Un team di ricercatori della Johns Hopkins University, Stanford e Columbia ha raggiunto un importante traguardo nella chirurgia robotica autonoma, eseguendo con successo otto colecistectomie su organi di maiale senza alcun intervento umano. I robot, addestrati su video di interventi eseguiti da chirurghi umani attraverso reti neurali (simili a quelle che fanno da base a strumenti come Chatgpt), hanno completato tutte le operazioni con un tasso di successo del 100%, correggendo autonomamente gli errori e adattandosi alle variazioni anatomiche.
Lo studio è stato pubblicato su Science Robotics. Secondo gli autori, si tratta di “una pietra miliare verso l’adozione clinica” di sistemi chirurgici autonomi. Anche il Royal College of Surgeons britannico ha definito la ricerca “uno sviluppo entusiasmante” e particolarmente promettente. L’esperto di chirurgia robotica del NHS John McGrath ha parlato di risultati “impressionanti” e sottolineato il potenziale per una chirurgia di massa più precisa e meno invasiva. I robot sono risultati leggermente più lenti dei chirurghi umani, ma più fluidi e sistematici. McGrath avverte però che l’applicazione clinica è ancora lontana: restano infatti irrisolti i problemi legati alla variabilità del corpo umano vivo.

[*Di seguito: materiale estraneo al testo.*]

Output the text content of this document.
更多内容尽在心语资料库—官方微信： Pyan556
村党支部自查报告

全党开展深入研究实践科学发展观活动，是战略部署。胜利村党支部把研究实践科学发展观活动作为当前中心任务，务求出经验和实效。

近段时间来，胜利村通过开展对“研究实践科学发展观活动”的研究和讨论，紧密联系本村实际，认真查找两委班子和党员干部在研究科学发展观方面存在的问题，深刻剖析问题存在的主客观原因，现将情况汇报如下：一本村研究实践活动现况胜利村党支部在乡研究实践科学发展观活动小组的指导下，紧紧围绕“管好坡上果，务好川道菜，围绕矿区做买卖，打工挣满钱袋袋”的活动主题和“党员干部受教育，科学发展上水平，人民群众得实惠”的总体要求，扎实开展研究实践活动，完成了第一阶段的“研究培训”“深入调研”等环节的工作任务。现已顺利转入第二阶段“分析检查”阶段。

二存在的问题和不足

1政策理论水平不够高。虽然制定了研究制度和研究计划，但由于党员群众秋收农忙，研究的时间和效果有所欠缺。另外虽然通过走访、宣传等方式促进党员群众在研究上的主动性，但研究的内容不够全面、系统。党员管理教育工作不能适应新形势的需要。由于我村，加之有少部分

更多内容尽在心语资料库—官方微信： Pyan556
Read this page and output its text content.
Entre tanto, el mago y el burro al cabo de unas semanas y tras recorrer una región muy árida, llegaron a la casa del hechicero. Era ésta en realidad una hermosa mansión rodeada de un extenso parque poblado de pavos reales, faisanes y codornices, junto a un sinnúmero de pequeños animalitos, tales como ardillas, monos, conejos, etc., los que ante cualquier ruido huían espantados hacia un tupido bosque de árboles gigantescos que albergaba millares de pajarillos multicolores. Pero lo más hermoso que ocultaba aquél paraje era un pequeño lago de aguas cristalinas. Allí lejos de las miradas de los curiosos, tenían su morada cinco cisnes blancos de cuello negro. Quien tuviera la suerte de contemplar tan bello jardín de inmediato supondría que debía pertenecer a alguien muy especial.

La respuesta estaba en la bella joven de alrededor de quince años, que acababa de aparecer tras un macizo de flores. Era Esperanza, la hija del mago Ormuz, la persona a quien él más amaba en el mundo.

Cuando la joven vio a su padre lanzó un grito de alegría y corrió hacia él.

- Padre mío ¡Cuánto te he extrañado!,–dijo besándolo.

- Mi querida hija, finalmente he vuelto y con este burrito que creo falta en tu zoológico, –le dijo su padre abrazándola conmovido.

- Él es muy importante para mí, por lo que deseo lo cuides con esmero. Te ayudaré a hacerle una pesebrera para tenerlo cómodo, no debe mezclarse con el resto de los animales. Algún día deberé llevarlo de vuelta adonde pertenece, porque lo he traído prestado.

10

Secondo Nuha Yassin del Royal College of Surgeons, la sfida ora è valutare con cautela come tradurre questi risultati nel contesto del trattamento del corpo umano. Nel frattempo, il governo britannico prevede che entro dieci anni il 90% degli interventi mininvasivi nel NHS sarà eseguito con l’assistenza di robot, contro il 20% attuale.